NOTES ABOUT INGREDIENTS
1In a large, non-reactive pot, pour in lemon juice, buttermilk, and milk and stir to mix. Stir in herbs. The herbs will float at first but they will be mixed in as the cheese is kneaded later.
2Slowly heat the milk mixture to 90F. An inexpensive instant read thermometer works well for measuring the temperature of the milk.
3When the milk has reached 90F but is still less than 100F, stir in the dissolved rennet tablet. If you milk is too hot, let it cool back down to the 90s before adding the rennet. If you make a mistake at this point and overheat the rennet, your cheese may never fully come together but your fall back position is that you intended to make ricotta!

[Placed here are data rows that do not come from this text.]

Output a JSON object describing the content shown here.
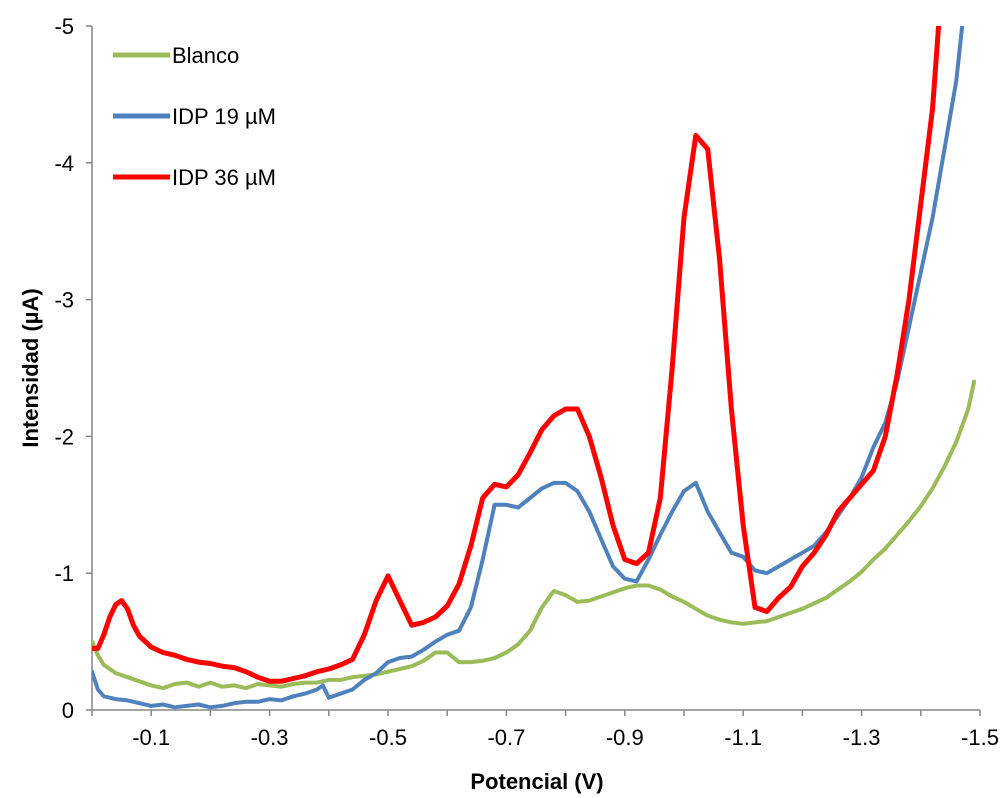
{
  "chart_data": {
    "type": "line",
    "title": "",
    "xlabel": "Potencial (V)",
    "ylabel": "Intensidad (µA)",
    "xlim": [
      0,
      -1.5
    ],
    "ylim": [
      0,
      -5
    ],
    "x_reversed": true,
    "y_reversed": true,
    "xticks": [
      {
        "value": -0.1,
        "label": "-0.1"
      },
      {
        "value": -0.3,
        "label": "-0.3"
      },
      {
        "value": -0.5,
        "label": "-0.5"
      },
      {
        "value": -0.7,
        "label": "-0.7"
      },
      {
        "value": -0.9,
        "label": "-0.9"
      },
      {
        "value": -1.1,
        "label": "-1.1"
      },
      {
        "value": -1.3,
        "label": "-1.3"
      },
      {
        "value": -1.5,
        "label": "-1.5"
      }
    ],
    "yticks": [
      {
        "value": 0,
        "label": "0"
      },
      {
        "value": -1,
        "label": "-1"
      },
      {
        "value": -2,
        "label": "-2"
      },
      {
        "value": -3,
        "label": "-3"
      },
      {
        "value": -4,
        "label": "-4"
      },
      {
        "value": -5,
        "label": "-5"
      }
    ],
    "grid": false,
    "legend_position": "top-left",
    "series": [
      {
        "name": "Blanco",
        "color": "#9bbb59",
        "points": [
          [
            0.0,
            -0.5
          ],
          [
            -0.01,
            -0.4
          ],
          [
            -0.02,
            -0.33
          ],
          [
            -0.04,
            -0.27
          ],
          [
            -0.06,
            -0.24
          ],
          [
            -0.08,
            -0.21
          ],
          [
            -0.1,
            -0.18
          ],
          [
            -0.12,
            -0.16
          ],
          [
            -0.14,
            -0.19
          ],
          [
            -0.16,
            -0.2
          ],
          [
            -0.18,
            -0.17
          ],
          [
            -0.2,
            -0.2
          ],
          [
            -0.22,
            -0.17
          ],
          [
            -0.24,
            -0.18
          ],
          [
            -0.26,
            -0.16
          ],
          [
            -0.28,
            -0.19
          ],
          [
            -0.3,
            -0.18
          ],
          [
            -0.32,
            -0.17
          ],
          [
            -0.34,
            -0.19
          ],
          [
            -0.36,
            -0.2
          ],
          [
            -0.38,
            -0.2
          ],
          [
            -0.4,
            -0.22
          ],
          [
            -0.42,
            -0.22
          ],
          [
            -0.44,
            -0.24
          ],
          [
            -0.46,
            -0.25
          ],
          [
            -0.48,
            -0.26
          ],
          [
            -0.5,
            -0.28
          ],
          [
            -0.52,
            -0.3
          ],
          [
            -0.54,
            -0.32
          ],
          [
            -0.56,
            -0.36
          ],
          [
            -0.58,
            -0.42
          ],
          [
            -0.6,
            -0.42
          ],
          [
            -0.62,
            -0.35
          ],
          [
            -0.64,
            -0.35
          ],
          [
            -0.66,
            -0.36
          ],
          [
            -0.68,
            -0.38
          ],
          [
            -0.7,
            -0.42
          ],
          [
            -0.72,
            -0.48
          ],
          [
            -0.74,
            -0.58
          ],
          [
            -0.76,
            -0.75
          ],
          [
            -0.78,
            -0.87
          ],
          [
            -0.8,
            -0.84
          ],
          [
            -0.82,
            -0.79
          ],
          [
            -0.84,
            -0.8
          ],
          [
            -0.86,
            -0.83
          ],
          [
            -0.88,
            -0.86
          ],
          [
            -0.9,
            -0.89
          ],
          [
            -0.92,
            -0.91
          ],
          [
            -0.94,
            -0.91
          ],
          [
            -0.96,
            -0.88
          ],
          [
            -0.98,
            -0.83
          ],
          [
            -1.0,
            -0.79
          ],
          [
            -1.02,
            -0.74
          ],
          [
            -1.04,
            -0.69
          ],
          [
            -1.06,
            -0.66
          ],
          [
            -1.08,
            -0.64
          ],
          [
            -1.1,
            -0.63
          ],
          [
            -1.12,
            -0.64
          ],
          [
            -1.14,
            -0.65
          ],
          [
            -1.16,
            -0.68
          ],
          [
            -1.18,
            -0.71
          ],
          [
            -1.2,
            -0.74
          ],
          [
            -1.22,
            -0.78
          ],
          [
            -1.24,
            -0.82
          ],
          [
            -1.26,
            -0.88
          ],
          [
            -1.28,
            -0.94
          ],
          [
            -1.3,
            -1.01
          ],
          [
            -1.32,
            -1.1
          ],
          [
            -1.34,
            -1.18
          ],
          [
            -1.36,
            -1.28
          ],
          [
            -1.38,
            -1.38
          ],
          [
            -1.4,
            -1.49
          ],
          [
            -1.42,
            -1.62
          ],
          [
            -1.44,
            -1.78
          ],
          [
            -1.46,
            -1.96
          ],
          [
            -1.48,
            -2.2
          ],
          [
            -1.49,
            -2.4
          ]
        ]
      },
      {
        "name": "IDP 19 µM",
        "color": "#4f81bd",
        "points": [
          [
            0.0,
            -0.28
          ],
          [
            -0.01,
            -0.15
          ],
          [
            -0.02,
            -0.1
          ],
          [
            -0.04,
            -0.08
          ],
          [
            -0.06,
            -0.07
          ],
          [
            -0.08,
            -0.05
          ],
          [
            -0.1,
            -0.03
          ],
          [
            -0.12,
            -0.04
          ],
          [
            -0.14,
            -0.02
          ],
          [
            -0.16,
            -0.03
          ],
          [
            -0.18,
            -0.04
          ],
          [
            -0.2,
            -0.02
          ],
          [
            -0.22,
            -0.03
          ],
          [
            -0.24,
            -0.05
          ],
          [
            -0.26,
            -0.06
          ],
          [
            -0.28,
            -0.06
          ],
          [
            -0.3,
            -0.08
          ],
          [
            -0.32,
            -0.07
          ],
          [
            -0.34,
            -0.1
          ],
          [
            -0.36,
            -0.12
          ],
          [
            -0.38,
            -0.15
          ],
          [
            -0.39,
            -0.18
          ],
          [
            -0.4,
            -0.09
          ],
          [
            -0.42,
            -0.12
          ],
          [
            -0.44,
            -0.15
          ],
          [
            -0.46,
            -0.22
          ],
          [
            -0.48,
            -0.27
          ],
          [
            -0.5,
            -0.35
          ],
          [
            -0.52,
            -0.38
          ],
          [
            -0.54,
            -0.39
          ],
          [
            -0.56,
            -0.44
          ],
          [
            -0.58,
            -0.5
          ],
          [
            -0.6,
            -0.55
          ],
          [
            -0.62,
            -0.58
          ],
          [
            -0.64,
            -0.75
          ],
          [
            -0.66,
            -1.1
          ],
          [
            -0.68,
            -1.5
          ],
          [
            -0.7,
            -1.5
          ],
          [
            -0.72,
            -1.48
          ],
          [
            -0.74,
            -1.55
          ],
          [
            -0.76,
            -1.62
          ],
          [
            -0.78,
            -1.66
          ],
          [
            -0.8,
            -1.66
          ],
          [
            -0.82,
            -1.6
          ],
          [
            -0.84,
            -1.45
          ],
          [
            -0.86,
            -1.25
          ],
          [
            -0.88,
            -1.05
          ],
          [
            -0.9,
            -0.96
          ],
          [
            -0.92,
            -0.94
          ],
          [
            -0.94,
            -1.1
          ],
          [
            -0.96,
            -1.28
          ],
          [
            -0.98,
            -1.45
          ],
          [
            -1.0,
            -1.6
          ],
          [
            -1.02,
            -1.66
          ],
          [
            -1.04,
            -1.45
          ],
          [
            -1.06,
            -1.3
          ],
          [
            -1.08,
            -1.15
          ],
          [
            -1.1,
            -1.12
          ],
          [
            -1.12,
            -1.02
          ],
          [
            -1.14,
            -1.0
          ],
          [
            -1.16,
            -1.05
          ],
          [
            -1.18,
            -1.1
          ],
          [
            -1.2,
            -1.15
          ],
          [
            -1.22,
            -1.2
          ],
          [
            -1.24,
            -1.3
          ],
          [
            -1.26,
            -1.42
          ],
          [
            -1.28,
            -1.55
          ],
          [
            -1.3,
            -1.7
          ],
          [
            -1.32,
            -1.92
          ],
          [
            -1.34,
            -2.1
          ],
          [
            -1.36,
            -2.4
          ],
          [
            -1.38,
            -2.8
          ],
          [
            -1.4,
            -3.2
          ],
          [
            -1.42,
            -3.6
          ],
          [
            -1.44,
            -4.1
          ],
          [
            -1.46,
            -4.6
          ],
          [
            -1.47,
            -5.0
          ]
        ]
      },
      {
        "name": "IDP 36 µM",
        "color": "#ff0000",
        "points": [
          [
            0.0,
            -0.45
          ],
          [
            -0.01,
            -0.45
          ],
          [
            -0.02,
            -0.55
          ],
          [
            -0.03,
            -0.68
          ],
          [
            -0.04,
            -0.77
          ],
          [
            -0.05,
            -0.8
          ],
          [
            -0.06,
            -0.74
          ],
          [
            -0.07,
            -0.62
          ],
          [
            -0.08,
            -0.54
          ],
          [
            -0.1,
            -0.46
          ],
          [
            -0.12,
            -0.42
          ],
          [
            -0.14,
            -0.4
          ],
          [
            -0.16,
            -0.37
          ],
          [
            -0.18,
            -0.35
          ],
          [
            -0.2,
            -0.34
          ],
          [
            -0.22,
            -0.32
          ],
          [
            -0.24,
            -0.31
          ],
          [
            -0.26,
            -0.28
          ],
          [
            -0.28,
            -0.24
          ],
          [
            -0.3,
            -0.21
          ],
          [
            -0.32,
            -0.21
          ],
          [
            -0.34,
            -0.23
          ],
          [
            -0.36,
            -0.25
          ],
          [
            -0.38,
            -0.28
          ],
          [
            -0.4,
            -0.3
          ],
          [
            -0.42,
            -0.33
          ],
          [
            -0.44,
            -0.37
          ],
          [
            -0.46,
            -0.55
          ],
          [
            -0.48,
            -0.8
          ],
          [
            -0.5,
            -0.98
          ],
          [
            -0.52,
            -0.8
          ],
          [
            -0.54,
            -0.62
          ],
          [
            -0.56,
            -0.64
          ],
          [
            -0.58,
            -0.68
          ],
          [
            -0.6,
            -0.76
          ],
          [
            -0.62,
            -0.92
          ],
          [
            -0.64,
            -1.2
          ],
          [
            -0.66,
            -1.55
          ],
          [
            -0.68,
            -1.65
          ],
          [
            -0.7,
            -1.63
          ],
          [
            -0.72,
            -1.72
          ],
          [
            -0.74,
            -1.88
          ],
          [
            -0.76,
            -2.05
          ],
          [
            -0.78,
            -2.15
          ],
          [
            -0.8,
            -2.2
          ],
          [
            -0.82,
            -2.2
          ],
          [
            -0.84,
            -2.0
          ],
          [
            -0.86,
            -1.7
          ],
          [
            -0.88,
            -1.35
          ],
          [
            -0.9,
            -1.1
          ],
          [
            -0.92,
            -1.07
          ],
          [
            -0.94,
            -1.15
          ],
          [
            -0.96,
            -1.55
          ],
          [
            -0.98,
            -2.5
          ],
          [
            -1.0,
            -3.6
          ],
          [
            -1.02,
            -4.2
          ],
          [
            -1.04,
            -4.1
          ],
          [
            -1.06,
            -3.3
          ],
          [
            -1.08,
            -2.2
          ],
          [
            -1.1,
            -1.35
          ],
          [
            -1.12,
            -0.75
          ],
          [
            -1.14,
            -0.72
          ],
          [
            -1.16,
            -0.82
          ],
          [
            -1.18,
            -0.9
          ],
          [
            -1.2,
            -1.05
          ],
          [
            -1.22,
            -1.15
          ],
          [
            -1.24,
            -1.28
          ],
          [
            -1.26,
            -1.45
          ],
          [
            -1.28,
            -1.55
          ],
          [
            -1.3,
            -1.65
          ],
          [
            -1.32,
            -1.75
          ],
          [
            -1.34,
            -2.0
          ],
          [
            -1.36,
            -2.45
          ],
          [
            -1.38,
            -3.0
          ],
          [
            -1.4,
            -3.7
          ],
          [
            -1.42,
            -4.4
          ],
          [
            -1.43,
            -5.0
          ]
        ]
      }
    ]
  }
}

4Turn off the heat and stir briefly to fully mix in the rennet. Allow to sit until curds form, up to 30 minutes. What you are looking for is the curd and the whey to be totally separated. The whey will be a yellowish liquid with curd floating on top.
5Ideally, your curd will be one solid mass. If it is in small pieces more like cottage cheese you are likely on the way to making ricotta rather than solid cheese but such ricotta is wonderful on pasta. If your curd is one solid mass, this is called a "clean break."
6Cut the curd into cubes about 1 inch square. Don't worry too much if it falls apart a bit at this point. Turn the heat back on and,gently stirring, slowly bring to between 105F and 110F.